WASHINGTON, May 18 (UPI) -- It came as no surprise Tuesday that the White House announced it is nominating Alan Greenspan as chairman of the Federal Reserve for the fifth consecutive term.
President Bush made clear as early as last year that he would want the 78-year-old to be reappointed to the post, and Greenspan himself issued a public statement that should he be asked to serve another term, he would accept.
While his nomination will have to be confirmed by the Senate, it is unlikely that he will face much opposition from either the Democrats or the Republicans. For while he is no longer as revered as he once was at the height of the bubble economy in the late 1990s, when the U.S. economy seemed to know no bounds, most policymakers and investors alike remain confident in Greenspan's ability. Or perhaps it is better to say that many fear that replacing him would rattle the global financial markets. After all, Sen. John McCain (R-Ariz.) expressed the sentiments of many when he declared that he would like to keep him on, no matter what.
"If he were to happen to die, God forbid, I would do like they did in the movie 'Weekend at Bernie's'. I would prop him up and put a pair of dark glasses on him," McCain said on the campaign trail in his bid for the presidency in 2000, emphasizing that the mere presence of Greenspan boosts investor confidence and spurs economic growth.
In announcing the nomination Tuesday for his fifth term in office, Bush too echoed the same thoughts as he stated that "Alan Greenspan has done a superb job as chairman...and I have great continuing confidence in his stewardship."
Certainly, the Bush administration has benefited from the Fed's monetary policy, as the central bank slashed interest rates to their lowest level in over four decades, with the federal funds target rate at 1.00 percent, in order to keep the cost of money low and the economic engine humming.
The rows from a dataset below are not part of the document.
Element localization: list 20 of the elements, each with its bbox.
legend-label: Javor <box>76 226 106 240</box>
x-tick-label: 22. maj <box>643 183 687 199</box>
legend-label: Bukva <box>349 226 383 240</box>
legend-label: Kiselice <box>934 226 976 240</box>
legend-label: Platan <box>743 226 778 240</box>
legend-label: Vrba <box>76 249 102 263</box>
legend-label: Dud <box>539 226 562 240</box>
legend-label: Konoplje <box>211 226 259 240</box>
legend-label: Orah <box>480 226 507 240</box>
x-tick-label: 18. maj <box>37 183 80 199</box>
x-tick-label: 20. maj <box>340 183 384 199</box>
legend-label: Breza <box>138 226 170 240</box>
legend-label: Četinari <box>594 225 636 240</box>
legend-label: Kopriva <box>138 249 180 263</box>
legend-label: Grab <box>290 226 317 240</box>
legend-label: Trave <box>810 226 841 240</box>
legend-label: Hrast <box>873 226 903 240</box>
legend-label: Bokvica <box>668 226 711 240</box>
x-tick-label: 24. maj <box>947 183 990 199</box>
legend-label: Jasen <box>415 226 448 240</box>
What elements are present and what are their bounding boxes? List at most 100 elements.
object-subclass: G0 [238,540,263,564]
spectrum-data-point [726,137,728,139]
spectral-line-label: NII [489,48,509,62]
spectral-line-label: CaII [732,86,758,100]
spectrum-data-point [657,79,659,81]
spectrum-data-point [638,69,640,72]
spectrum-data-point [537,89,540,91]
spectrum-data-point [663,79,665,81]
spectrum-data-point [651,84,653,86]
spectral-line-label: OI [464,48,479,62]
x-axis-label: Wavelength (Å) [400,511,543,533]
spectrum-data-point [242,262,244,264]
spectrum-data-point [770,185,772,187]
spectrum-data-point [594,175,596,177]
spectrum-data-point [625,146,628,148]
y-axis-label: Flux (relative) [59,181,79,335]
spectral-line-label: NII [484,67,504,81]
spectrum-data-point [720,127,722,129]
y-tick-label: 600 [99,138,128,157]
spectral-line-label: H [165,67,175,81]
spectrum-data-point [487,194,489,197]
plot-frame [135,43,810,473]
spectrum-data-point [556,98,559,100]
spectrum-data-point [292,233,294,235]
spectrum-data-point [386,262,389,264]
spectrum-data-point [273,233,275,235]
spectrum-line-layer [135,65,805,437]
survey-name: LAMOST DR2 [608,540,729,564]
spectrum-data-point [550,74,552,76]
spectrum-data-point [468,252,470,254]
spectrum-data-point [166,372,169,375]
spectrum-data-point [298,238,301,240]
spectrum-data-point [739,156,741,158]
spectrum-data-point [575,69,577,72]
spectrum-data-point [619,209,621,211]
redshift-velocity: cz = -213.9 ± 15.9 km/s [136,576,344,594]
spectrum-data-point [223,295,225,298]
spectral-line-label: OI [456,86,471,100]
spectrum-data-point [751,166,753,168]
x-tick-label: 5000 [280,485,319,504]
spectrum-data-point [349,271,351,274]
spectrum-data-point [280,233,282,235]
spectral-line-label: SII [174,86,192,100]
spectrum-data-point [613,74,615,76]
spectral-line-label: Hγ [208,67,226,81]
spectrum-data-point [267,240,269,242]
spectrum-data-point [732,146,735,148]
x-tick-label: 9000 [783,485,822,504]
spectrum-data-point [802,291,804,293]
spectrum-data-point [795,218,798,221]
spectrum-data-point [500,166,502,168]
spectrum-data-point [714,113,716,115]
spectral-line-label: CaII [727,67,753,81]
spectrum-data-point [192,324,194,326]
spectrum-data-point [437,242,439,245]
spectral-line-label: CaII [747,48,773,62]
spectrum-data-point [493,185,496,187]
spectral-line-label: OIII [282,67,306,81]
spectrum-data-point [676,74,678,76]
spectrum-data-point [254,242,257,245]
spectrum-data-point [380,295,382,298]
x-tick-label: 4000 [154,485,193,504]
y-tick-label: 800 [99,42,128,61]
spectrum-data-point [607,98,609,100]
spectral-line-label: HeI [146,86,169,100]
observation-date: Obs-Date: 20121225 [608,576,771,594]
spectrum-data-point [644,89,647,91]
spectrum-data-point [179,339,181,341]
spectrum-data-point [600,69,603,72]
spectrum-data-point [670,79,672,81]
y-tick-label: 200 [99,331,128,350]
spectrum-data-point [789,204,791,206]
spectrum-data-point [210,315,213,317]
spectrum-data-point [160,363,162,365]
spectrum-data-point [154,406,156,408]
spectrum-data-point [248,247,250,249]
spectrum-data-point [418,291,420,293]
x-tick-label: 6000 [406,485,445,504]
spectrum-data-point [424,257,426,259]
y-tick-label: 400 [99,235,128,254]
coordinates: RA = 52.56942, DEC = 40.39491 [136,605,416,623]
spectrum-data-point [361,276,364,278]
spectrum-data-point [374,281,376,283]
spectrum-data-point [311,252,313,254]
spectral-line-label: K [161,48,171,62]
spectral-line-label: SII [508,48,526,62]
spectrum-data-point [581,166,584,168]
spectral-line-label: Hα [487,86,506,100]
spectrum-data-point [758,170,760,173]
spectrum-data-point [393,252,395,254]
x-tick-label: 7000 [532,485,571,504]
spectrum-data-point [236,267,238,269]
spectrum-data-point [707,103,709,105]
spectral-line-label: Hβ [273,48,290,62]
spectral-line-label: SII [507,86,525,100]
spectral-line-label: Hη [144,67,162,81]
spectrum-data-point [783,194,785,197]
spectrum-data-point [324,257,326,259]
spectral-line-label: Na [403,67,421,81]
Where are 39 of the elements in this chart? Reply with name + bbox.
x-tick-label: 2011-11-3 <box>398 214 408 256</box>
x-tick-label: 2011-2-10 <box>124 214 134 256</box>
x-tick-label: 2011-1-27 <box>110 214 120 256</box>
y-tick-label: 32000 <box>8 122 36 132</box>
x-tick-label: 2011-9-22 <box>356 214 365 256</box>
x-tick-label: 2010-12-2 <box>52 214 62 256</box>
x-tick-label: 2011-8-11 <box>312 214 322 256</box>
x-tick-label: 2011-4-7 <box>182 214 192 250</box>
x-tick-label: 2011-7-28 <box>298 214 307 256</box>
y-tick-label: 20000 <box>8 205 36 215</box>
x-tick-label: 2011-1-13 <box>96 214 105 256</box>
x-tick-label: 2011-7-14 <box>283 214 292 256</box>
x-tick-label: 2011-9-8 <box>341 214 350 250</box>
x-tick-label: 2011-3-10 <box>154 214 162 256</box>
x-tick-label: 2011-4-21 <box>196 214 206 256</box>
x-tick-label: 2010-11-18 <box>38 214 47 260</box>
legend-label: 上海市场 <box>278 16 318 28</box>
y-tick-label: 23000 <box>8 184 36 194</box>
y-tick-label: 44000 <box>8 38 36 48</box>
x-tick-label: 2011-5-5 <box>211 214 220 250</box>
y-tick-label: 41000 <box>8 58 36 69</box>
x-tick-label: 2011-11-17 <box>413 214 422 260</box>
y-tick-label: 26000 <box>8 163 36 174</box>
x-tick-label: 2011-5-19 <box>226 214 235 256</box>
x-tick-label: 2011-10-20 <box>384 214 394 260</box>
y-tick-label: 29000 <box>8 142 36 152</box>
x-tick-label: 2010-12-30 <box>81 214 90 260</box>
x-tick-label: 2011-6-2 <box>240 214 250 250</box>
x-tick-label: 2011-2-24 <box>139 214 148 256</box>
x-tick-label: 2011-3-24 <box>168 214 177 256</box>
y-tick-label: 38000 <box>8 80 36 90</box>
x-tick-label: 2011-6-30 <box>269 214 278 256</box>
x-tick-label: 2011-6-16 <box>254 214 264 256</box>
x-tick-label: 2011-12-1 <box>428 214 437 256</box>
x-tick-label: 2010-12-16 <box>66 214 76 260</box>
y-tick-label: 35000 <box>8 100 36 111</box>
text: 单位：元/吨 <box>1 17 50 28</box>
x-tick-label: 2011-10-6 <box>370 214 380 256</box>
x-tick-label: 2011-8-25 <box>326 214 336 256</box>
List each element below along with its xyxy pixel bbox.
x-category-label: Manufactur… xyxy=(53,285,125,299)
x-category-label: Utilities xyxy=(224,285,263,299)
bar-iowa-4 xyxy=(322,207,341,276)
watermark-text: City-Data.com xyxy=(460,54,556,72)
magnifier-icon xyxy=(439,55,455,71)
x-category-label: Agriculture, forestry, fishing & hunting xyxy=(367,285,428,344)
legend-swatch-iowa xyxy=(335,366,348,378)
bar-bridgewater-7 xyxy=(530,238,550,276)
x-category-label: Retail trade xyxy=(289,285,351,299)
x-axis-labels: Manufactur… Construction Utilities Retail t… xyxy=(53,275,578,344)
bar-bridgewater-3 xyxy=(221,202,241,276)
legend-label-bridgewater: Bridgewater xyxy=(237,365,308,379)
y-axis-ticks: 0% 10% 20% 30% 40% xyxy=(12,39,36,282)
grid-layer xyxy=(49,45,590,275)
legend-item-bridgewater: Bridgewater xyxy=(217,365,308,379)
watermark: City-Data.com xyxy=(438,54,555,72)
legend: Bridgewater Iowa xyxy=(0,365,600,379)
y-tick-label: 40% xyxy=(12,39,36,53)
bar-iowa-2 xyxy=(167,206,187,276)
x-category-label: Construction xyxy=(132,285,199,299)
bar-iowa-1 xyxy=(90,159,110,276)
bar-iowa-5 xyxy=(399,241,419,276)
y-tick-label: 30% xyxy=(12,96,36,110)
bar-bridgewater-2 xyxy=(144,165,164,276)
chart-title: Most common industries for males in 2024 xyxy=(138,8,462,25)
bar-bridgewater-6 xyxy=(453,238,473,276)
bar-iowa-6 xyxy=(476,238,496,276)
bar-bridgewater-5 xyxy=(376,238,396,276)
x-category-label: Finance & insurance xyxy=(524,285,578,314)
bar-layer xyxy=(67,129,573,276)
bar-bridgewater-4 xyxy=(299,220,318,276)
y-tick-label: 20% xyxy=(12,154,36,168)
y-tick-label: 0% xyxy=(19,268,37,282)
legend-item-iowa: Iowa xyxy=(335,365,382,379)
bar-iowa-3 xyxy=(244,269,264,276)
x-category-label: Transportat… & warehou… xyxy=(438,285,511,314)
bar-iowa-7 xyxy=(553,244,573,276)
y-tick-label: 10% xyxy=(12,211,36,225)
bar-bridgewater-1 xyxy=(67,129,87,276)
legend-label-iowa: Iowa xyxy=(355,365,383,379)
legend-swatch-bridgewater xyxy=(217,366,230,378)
Indeed, some economists argue that the single biggest factor keeping the U.S. economy from falling flat after the burst of the stock market in 2000 and the terrorist attacks in 2001 was record low interest rates, thanks to Greenspan.
But at the same time, Fed watchers are already trying to gauge who his successor may be.
For one, Greenspan is unlikely to be able to serve out his latest full four-year term, which will last until June 2008. For the chairman must be a member of the Federal Reserve Board of Governors to serve, and his seat on the board expires in January 2006. The 14-year term as a board member, moreover, cannot be extended, nor can an individual serve for more than one term. Granted, it is possible that this particular regulation may change to accommodate Greenspan, but many analysts argue that that is unlikely. If that is indeed the case, then a new Fed chairman must be appointed by the beginning of 2006.
Another reason Wall Street is anxious to figure out who would succeed Greenspan is that the chairman is getting old and could be challenged physically to serve out his term. To be sure, he remains sprightly and is a fixture on Washington's social scene together with his wife, television reporter Andrea Mitchell.
Yet at the same time, Greenspan was treated for prostate cancer last year, and he has cut back on his travels in recent years, both within and outside the United States. For instance, he gives more speeches via satellite television rather than by making a personal appearance. He also certainly does not need the paycheck from the Fed, as he is already fairly well off financially, having owned his own financial advisory company until assuming his role at the helm of the Fed. Moreover, payment he could receive from advisory roles in the private sector would be far greater, and require much less responsibility and stress.
Whoever his successor may be, it is clear that he or she will have incredibly big shoes and an even bigger reputation to follow. The nomination of his successor will also be a key economic decision for whoever wins the presidential elections in November.